NYT: David Letterman Isn’t Here to Cheer You Up This Time
The veteran TV host is back with more episodes of his Netflix interview series and a perspective that has been altered by the coronavirus pandemic.
TARRYTOWN, N.Y. — A few days after the terrorist attacks of Sept. 11, 2001, David Letterman sat behind his desk at CBS’s “Late Show” and shared the story of a rally in Choteau, Mont., to raise money for New York. Getting choked up, he told his viewers, “If that doesn’t tell you everything you need to know about the spirit of the United States, then I can’t help you.”
Nineteen years later, with the country in the midst of a monthslong pandemic, Letterman found it difficult to conjure up any similarly inspiring anecdotes. One morning last week, this veteran late-night host, broadcaster and comedian, now 73, was sitting in a park here, contemplating the Hudson River and cracking wise about the Governor Mario M. Cuomo Bridge.
“It looks kind of unfinished,” he said through a fabric mask that barely held back his unruly beard. “Doesn’t it look like the new kid got to design it?”

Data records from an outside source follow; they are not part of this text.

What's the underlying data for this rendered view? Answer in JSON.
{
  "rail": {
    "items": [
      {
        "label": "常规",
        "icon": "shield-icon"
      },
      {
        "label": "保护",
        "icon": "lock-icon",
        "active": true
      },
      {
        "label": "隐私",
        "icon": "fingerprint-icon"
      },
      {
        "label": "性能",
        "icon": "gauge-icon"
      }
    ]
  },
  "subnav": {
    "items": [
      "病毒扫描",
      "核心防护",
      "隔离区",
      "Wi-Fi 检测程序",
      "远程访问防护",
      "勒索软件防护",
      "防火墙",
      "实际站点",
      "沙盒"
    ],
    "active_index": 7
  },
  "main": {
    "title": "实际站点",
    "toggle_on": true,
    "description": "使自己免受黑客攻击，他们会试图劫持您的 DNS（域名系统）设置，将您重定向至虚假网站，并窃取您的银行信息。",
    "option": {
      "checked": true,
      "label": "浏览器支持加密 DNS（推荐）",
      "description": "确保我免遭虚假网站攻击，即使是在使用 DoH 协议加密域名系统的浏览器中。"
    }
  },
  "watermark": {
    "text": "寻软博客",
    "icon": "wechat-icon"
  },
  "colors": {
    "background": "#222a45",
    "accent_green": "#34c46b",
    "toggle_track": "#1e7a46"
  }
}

But truth be told, Letterman was in a more melancholy than mirthful frame of mind. Though he, his wife, Regina, and their son, Harry, have remained safe, he knows several people who were stricken by coronavirus, some of whom died from it. And he is deeply frustrated by what he feels have been inconsistent, nationwide efforts to inform people about the pandemic and mitigate its spread.
While hardly its most devastating casualty, the coronavirus also nearly put a halt to Letterman’s Netflix interview show, “My Next Guest Needs No Introduction,” which returns on Wednesday. He had recorded two episodes, with Kim Kardashian West and with Robert Downey Jr., before the pandemic, and believed the season — if not the series — was finished.
Instead, he was able to produce two more episodes over the summer, under substantially different circumstances: one with Dave Chappelle, which was recorded at an outdoor pavilion in Yellow Springs, Ohio; and one with Lizzo, at her home studio in Los Angeles, which had no audience at all.
For Letterman, each of these episodes offered him a further education in the evolution of entertainment and deeper insights as an interviewer and observer of human nature. Even so, he found himself yearning for what he called “the carefree days of nonsense” when he could “bring people into a theater and talk to them for an hour, and when we were done I would go out into the crowd and shake hands, and everybody would want to tongue-kiss me.”